Decentralise and Empower Local Health Systems
Greater autonomy should be given to regional and district health directorates to manage resources, recruit staff, and address local health challenges. A “one-size-fits-all” approach from Accra will never be sufficient to meet diverse community needs.
Address Preventive Health and Health Education
We must shift from a cure-oriented to a prevention-focused system. Community-based health promotion, especially through schools, churches, and media, can raise awareness about hygiene, nutrition, physical activity, and the dangers of self-medication. Traditional healers should also be engaged in community health education.
Mental Health Must Not Be an Afterthought
We need to destigmatise mental illness and integrate mental health services into primary healthcare. The Mental Health Authority must be adequately funded and empowered to carry out its mandate. School-based counselors and community mental health officers must be trained and deployed nationwide.
Engage Civil Society and the Private Sector
Improving health is a national effort. Faith-based organizations, NGOs, and private providers should be involved in decision-making, service delivery, and accountability. Public-private partnerships (PPPs) can bring innovation and efficiency, particularly in areas like diagnostics, pharmaceuticals, and logistics.
Conclusion: Let Us Not Wait for a Crisis
Healthcare is not a privilege—it is a right. Ghana has the talent, the policy frameworks, and the social capital to build a health system that works for all. What we need now is the political will, strategic vision, and collective commitment to act.
We cannot afford to wait for another pandemic or a tragedy to jolt us into action.

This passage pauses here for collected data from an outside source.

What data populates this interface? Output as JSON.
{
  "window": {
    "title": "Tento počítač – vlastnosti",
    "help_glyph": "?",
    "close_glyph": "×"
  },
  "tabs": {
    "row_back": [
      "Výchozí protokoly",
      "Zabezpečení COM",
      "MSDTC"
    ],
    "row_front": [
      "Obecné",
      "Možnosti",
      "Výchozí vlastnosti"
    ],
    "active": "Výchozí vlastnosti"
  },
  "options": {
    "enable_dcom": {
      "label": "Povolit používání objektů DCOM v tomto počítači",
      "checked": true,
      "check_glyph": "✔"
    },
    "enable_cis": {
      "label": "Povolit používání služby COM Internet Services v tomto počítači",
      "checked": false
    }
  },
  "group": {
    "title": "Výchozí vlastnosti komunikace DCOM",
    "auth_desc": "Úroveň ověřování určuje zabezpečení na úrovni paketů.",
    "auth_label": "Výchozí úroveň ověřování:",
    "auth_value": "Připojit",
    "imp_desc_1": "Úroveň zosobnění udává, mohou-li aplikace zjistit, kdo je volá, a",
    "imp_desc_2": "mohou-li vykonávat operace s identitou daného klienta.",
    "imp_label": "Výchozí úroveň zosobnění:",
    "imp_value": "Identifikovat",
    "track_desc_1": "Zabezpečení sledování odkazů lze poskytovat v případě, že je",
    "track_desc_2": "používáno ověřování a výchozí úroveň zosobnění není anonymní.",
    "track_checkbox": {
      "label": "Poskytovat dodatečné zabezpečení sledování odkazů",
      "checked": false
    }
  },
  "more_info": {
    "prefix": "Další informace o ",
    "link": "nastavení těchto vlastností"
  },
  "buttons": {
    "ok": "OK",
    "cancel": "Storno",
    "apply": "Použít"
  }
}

Every Ghanaian deserves quality healthcare—from the newborn in Bolgatanga to the elderly woman in Apam. Let us rise to the occasion and give life to the promise of a healthy, resilient, and inclusive Ghana.
Call to Action
As citizens, let us hold our leaders accountable. Let us support our health workers, report corruption, and participate in health advocacy. For the sake of our children, our communities, and our future, we must build a health system that we can all be proud of.